Acuracidade de estoque em logística de medicamentos e produtos para a saúde
Inventário é a ação de contar o estoque físico e comparar com o estoque sistêmico, com o objetivo de eliminar as distorções entre estes estoques e apurar o resultado da empresa. A acuracidade de estoque (inventory accuracy) é a eficácia dos controles da empresa e reflete a diferença entre o estoque físico e o sistêmico. O cálculo é obtido por meio da divisão entre o valor contábil do estoque físico por Stock Keeping Unit (SKU) – Unidade de Controle de Estoque, conforme contagem do inventário e o estoque contábil ou estoque reportado pelo sistema antes dos ajustes de inventário.
A acuracidade de estoque é um dos principais Key Performance Indicators (KPI) ou Indicadores de Performance Chave que refletem os direcionadores (drivers) de valor estratégico, podendo ser mensurada periodicamente nos inventários rotativos e contabilizada no inventário Global, os quais, muitas vezes, ocorrem apenas uma vez por ano.
Em uma operação logística complexa, a filosofia de outsourcing ou terceirização de gestão, que delega a provedores especializados a movimentação de mercadoria, é muito utilizada devido a este processo não fazer parte do negócio central (core bussiness) da empresa, sendo a acuracidade de estoque um importante driver para a cobrança de multas contratuais do depositante (contratante) ao operador logístico (contratado). Este acordo é denominado Service Level Agreement (SLA) ou acordo sobre o nível de serviço, que analisa a qualidade da operação e vincula ao contrato de terceirização.

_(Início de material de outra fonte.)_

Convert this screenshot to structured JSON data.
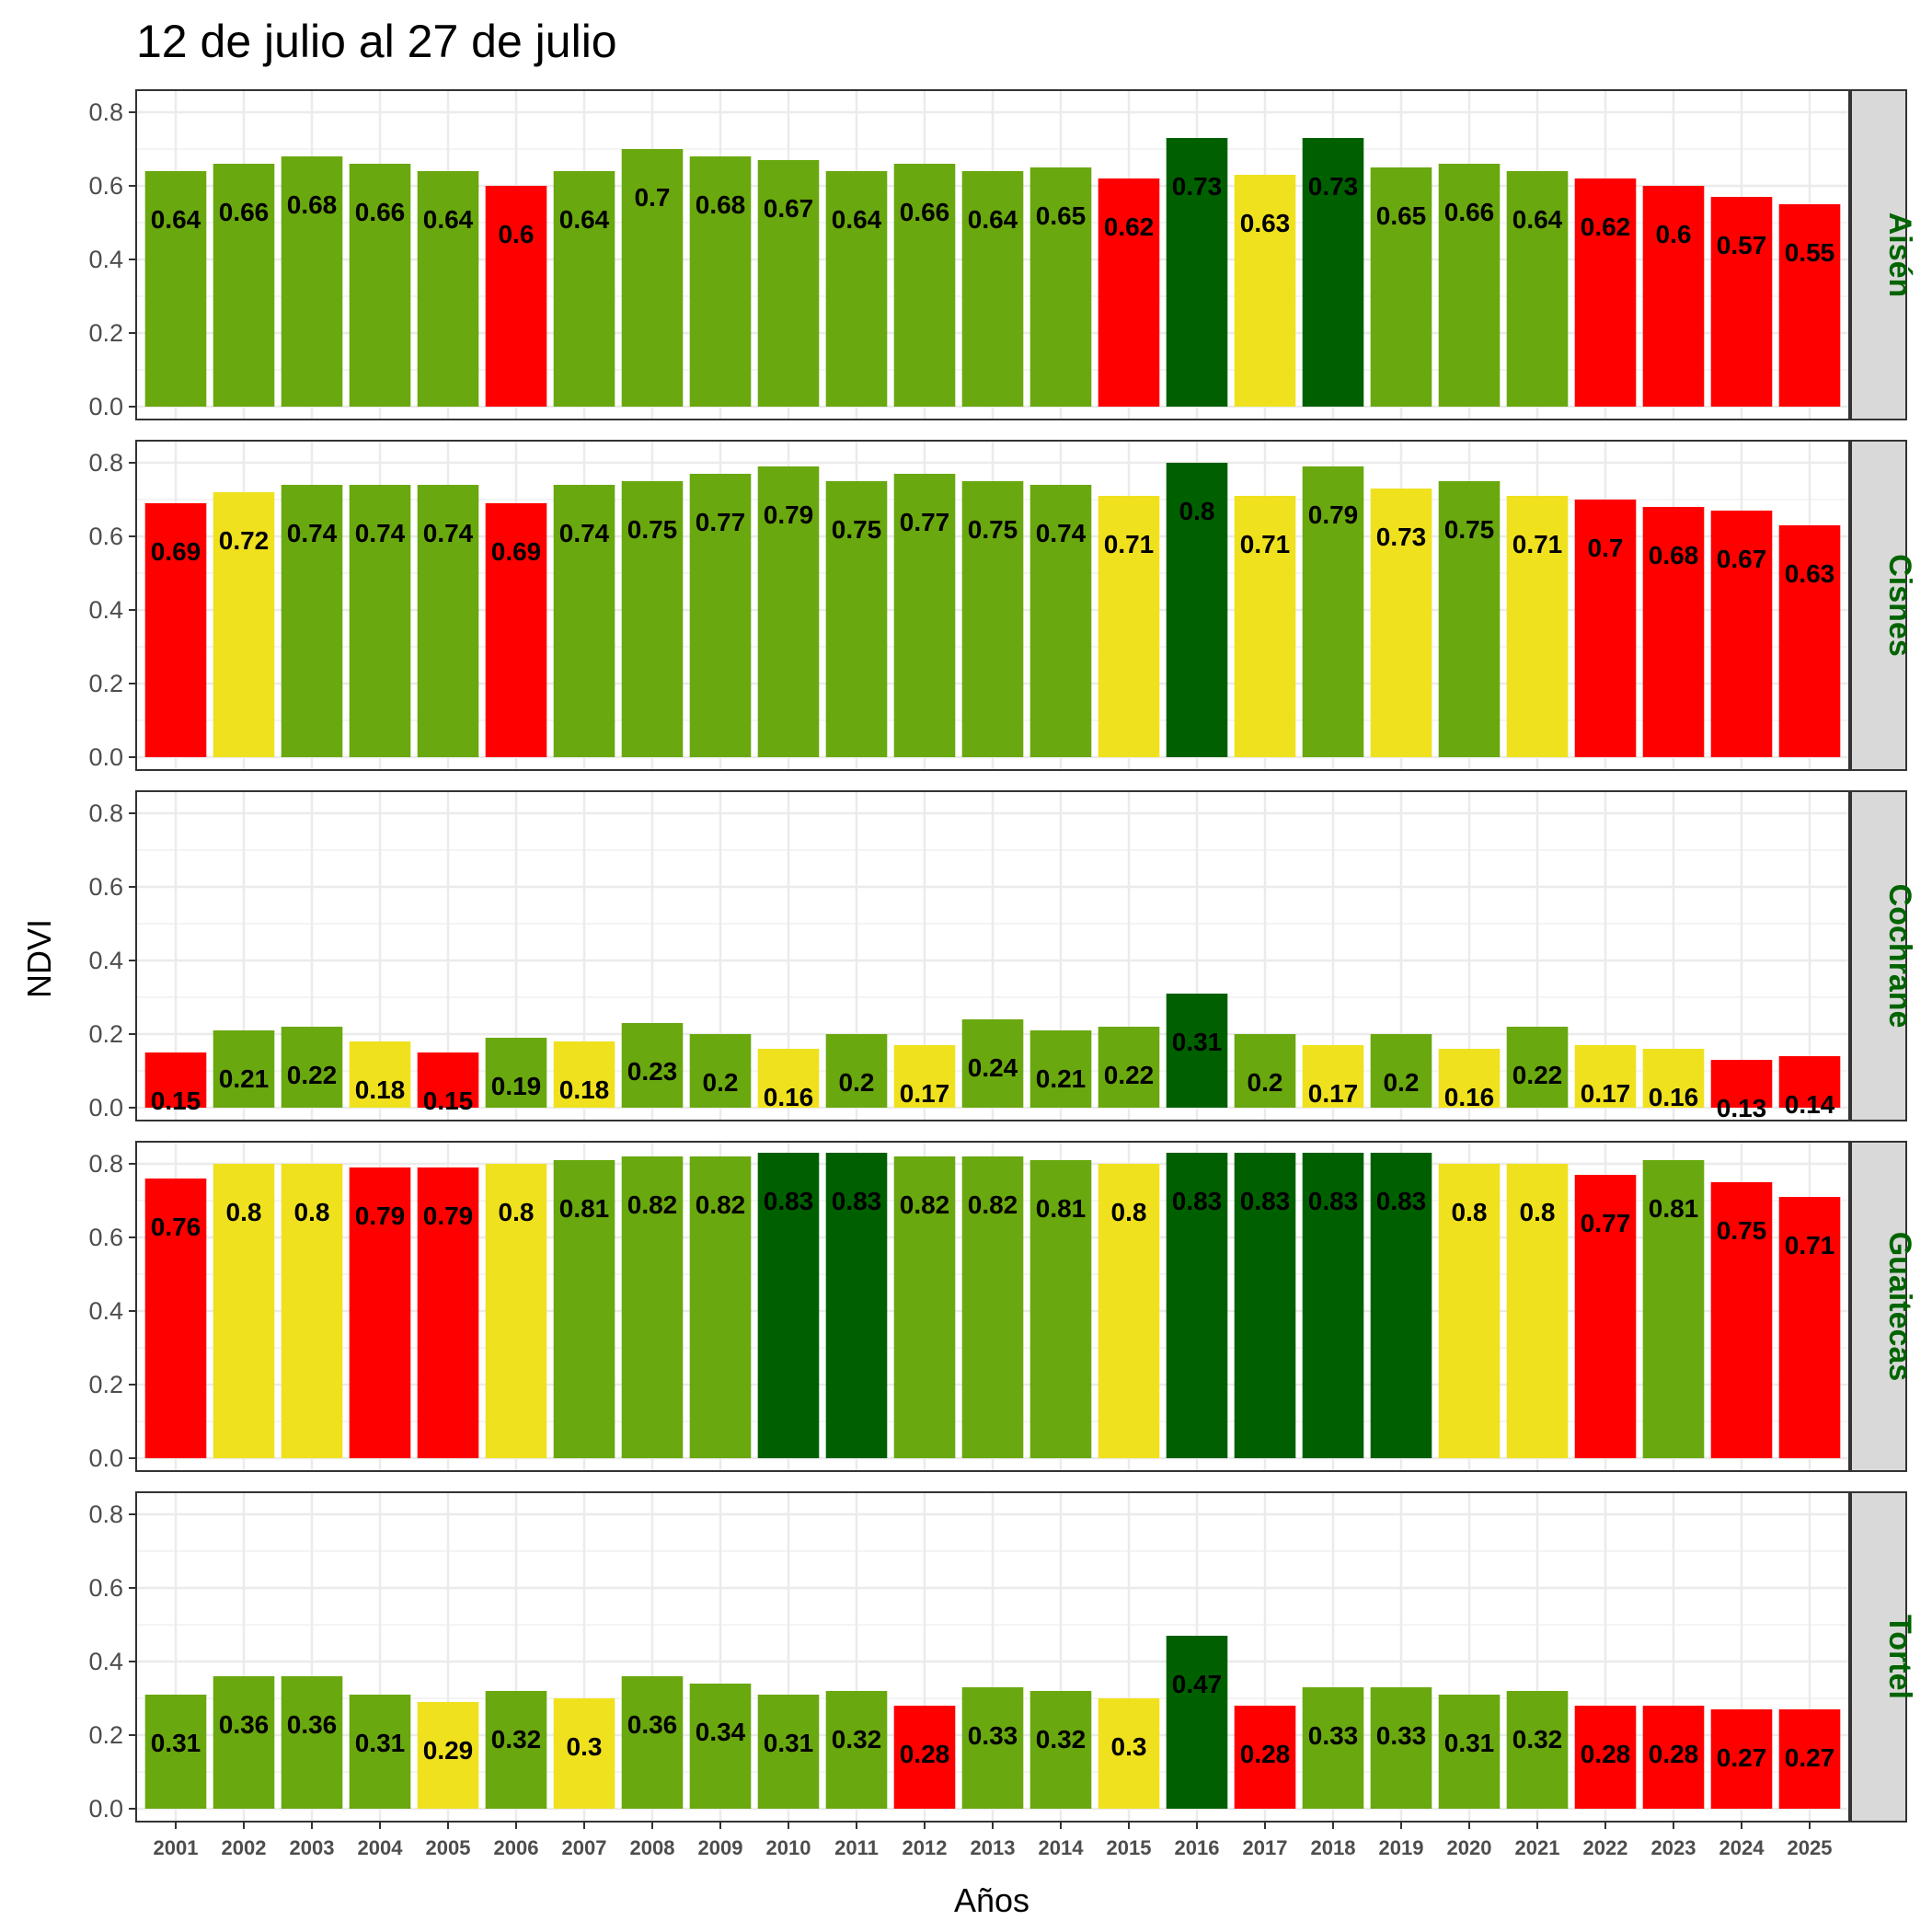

Segundo pesquisa, o indicador de acuracidade do estoque atinge, em média, no Brasil, 95%, sendo que as melhores práticas de mercado têm índice de 99,95% em países como o Japão e os Estados Unidos da América (EUA).
A proposta deste artigo é demonstrar, com um estudo de caso (case), as ferramentas utilizadas no levantamento das causas, as tecnologias e as ações realizadas para elevar este importante indicador de desempenho às melhores práticas de mercado, tendo em vista as características específicas para a movimentação de medicamentos e produtos para a saúde.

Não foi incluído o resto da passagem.